Pareceres/Diversos

Tribunal Central Administrativo Sul - Contencioso Administrativo
Contencioso:Administrativo
Data:10/11/2004
Processo:00360/04
Nº Processo/TAF:00000/00/0
Sub-Secção:2º. Juízo - 1ª. Secção
Magistrado:Carlos Monteiro
Descritores:CGA
RECORRIBILIDADE
DIRECTOR
Data do Acordão:01/20/2005
Disponível na JTCA:NÃO
Texto Integral:1. Recorre a CGA da sentença do TAC de Lisboa que anulou a deliberação de 20.7.99 do Conselho de Administração da Caixa Geral de Aposentações e pede a sua revogação por violação de lei.

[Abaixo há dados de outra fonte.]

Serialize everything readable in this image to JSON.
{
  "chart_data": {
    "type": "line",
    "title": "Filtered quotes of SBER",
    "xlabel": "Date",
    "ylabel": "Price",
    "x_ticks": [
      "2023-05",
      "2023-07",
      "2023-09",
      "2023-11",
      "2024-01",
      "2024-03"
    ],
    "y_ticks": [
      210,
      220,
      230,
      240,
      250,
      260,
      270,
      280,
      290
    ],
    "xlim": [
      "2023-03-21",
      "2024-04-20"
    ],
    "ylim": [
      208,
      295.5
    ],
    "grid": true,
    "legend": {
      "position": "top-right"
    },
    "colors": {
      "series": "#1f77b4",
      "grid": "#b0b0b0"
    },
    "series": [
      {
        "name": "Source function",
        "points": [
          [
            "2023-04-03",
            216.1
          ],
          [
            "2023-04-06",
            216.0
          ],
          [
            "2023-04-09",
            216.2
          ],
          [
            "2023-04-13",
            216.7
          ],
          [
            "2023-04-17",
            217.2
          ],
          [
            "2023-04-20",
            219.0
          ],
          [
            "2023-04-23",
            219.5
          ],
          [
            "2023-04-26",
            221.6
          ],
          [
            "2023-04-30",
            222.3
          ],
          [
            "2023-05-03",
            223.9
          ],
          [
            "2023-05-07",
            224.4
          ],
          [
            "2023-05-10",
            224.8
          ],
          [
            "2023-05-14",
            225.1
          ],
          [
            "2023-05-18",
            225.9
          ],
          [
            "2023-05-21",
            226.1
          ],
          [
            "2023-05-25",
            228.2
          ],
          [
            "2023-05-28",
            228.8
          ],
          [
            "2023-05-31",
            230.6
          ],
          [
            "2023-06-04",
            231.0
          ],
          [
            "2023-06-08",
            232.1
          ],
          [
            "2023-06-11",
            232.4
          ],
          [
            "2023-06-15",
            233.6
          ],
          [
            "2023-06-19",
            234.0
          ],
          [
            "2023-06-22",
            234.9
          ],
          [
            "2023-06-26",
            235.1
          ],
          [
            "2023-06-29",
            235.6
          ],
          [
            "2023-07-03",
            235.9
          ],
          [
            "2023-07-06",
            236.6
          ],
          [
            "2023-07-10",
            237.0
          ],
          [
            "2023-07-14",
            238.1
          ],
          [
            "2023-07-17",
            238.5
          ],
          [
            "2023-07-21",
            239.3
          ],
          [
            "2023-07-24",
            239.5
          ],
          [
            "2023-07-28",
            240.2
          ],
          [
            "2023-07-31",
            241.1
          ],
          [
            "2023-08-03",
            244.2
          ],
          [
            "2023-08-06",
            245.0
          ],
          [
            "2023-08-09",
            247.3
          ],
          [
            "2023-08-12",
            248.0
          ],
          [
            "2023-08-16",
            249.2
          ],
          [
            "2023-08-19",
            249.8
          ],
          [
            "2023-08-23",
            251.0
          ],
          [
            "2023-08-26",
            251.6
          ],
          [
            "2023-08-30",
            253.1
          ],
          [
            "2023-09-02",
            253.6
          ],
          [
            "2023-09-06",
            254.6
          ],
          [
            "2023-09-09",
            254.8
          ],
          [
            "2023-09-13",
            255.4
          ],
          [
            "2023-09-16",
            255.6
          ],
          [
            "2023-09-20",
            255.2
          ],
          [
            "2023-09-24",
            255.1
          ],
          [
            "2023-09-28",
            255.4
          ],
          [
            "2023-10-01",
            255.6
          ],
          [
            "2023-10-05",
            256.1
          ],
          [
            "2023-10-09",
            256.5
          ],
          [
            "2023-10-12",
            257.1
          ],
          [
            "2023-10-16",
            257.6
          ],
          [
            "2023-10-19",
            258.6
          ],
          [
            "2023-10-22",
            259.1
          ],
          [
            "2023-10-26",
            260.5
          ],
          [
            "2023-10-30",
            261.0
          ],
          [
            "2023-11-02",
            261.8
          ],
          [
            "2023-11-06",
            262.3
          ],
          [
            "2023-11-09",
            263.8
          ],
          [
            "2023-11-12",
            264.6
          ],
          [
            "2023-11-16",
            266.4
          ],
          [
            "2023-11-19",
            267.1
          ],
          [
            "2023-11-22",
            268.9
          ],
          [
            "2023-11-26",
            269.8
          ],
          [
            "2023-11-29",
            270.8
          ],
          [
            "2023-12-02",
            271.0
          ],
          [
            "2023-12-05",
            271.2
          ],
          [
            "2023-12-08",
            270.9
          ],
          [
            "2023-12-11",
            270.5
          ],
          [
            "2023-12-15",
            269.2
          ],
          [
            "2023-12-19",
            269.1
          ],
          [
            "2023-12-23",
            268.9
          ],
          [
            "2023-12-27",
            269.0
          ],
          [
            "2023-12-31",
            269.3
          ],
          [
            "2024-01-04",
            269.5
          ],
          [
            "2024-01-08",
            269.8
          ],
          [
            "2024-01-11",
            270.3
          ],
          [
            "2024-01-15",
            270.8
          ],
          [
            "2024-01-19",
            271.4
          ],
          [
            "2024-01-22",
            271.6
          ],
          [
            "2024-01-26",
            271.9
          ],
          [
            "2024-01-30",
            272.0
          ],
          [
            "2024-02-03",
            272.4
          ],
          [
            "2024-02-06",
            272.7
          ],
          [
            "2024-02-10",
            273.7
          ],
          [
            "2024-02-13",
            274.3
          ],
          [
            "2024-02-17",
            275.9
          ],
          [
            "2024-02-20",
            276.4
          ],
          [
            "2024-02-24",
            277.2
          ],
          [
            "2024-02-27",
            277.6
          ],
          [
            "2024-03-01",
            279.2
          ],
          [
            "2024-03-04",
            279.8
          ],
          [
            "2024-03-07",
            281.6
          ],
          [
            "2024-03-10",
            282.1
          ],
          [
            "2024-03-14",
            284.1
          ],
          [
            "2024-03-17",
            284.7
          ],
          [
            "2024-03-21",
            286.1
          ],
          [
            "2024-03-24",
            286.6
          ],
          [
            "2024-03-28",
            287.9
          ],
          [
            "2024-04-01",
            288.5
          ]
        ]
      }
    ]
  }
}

2. A recorrente apresentou as conclusões seguintes:
“A) O n.° 1 do artigo 108.°-A do Estatuto da Aposentação declara que: "Haverá recurso hierárquico necessário para o conselho de administração das resoluções que: a) Resolvam sobre a diminuição ou perda de pensão; b) Resolvam sobre a negação ou extinção da qualidade de subscritor; c) Resolvam sobre a denegação da realização de juntas médicas de revisão; d) Resolvam sobre a denegação do subsídio por morte".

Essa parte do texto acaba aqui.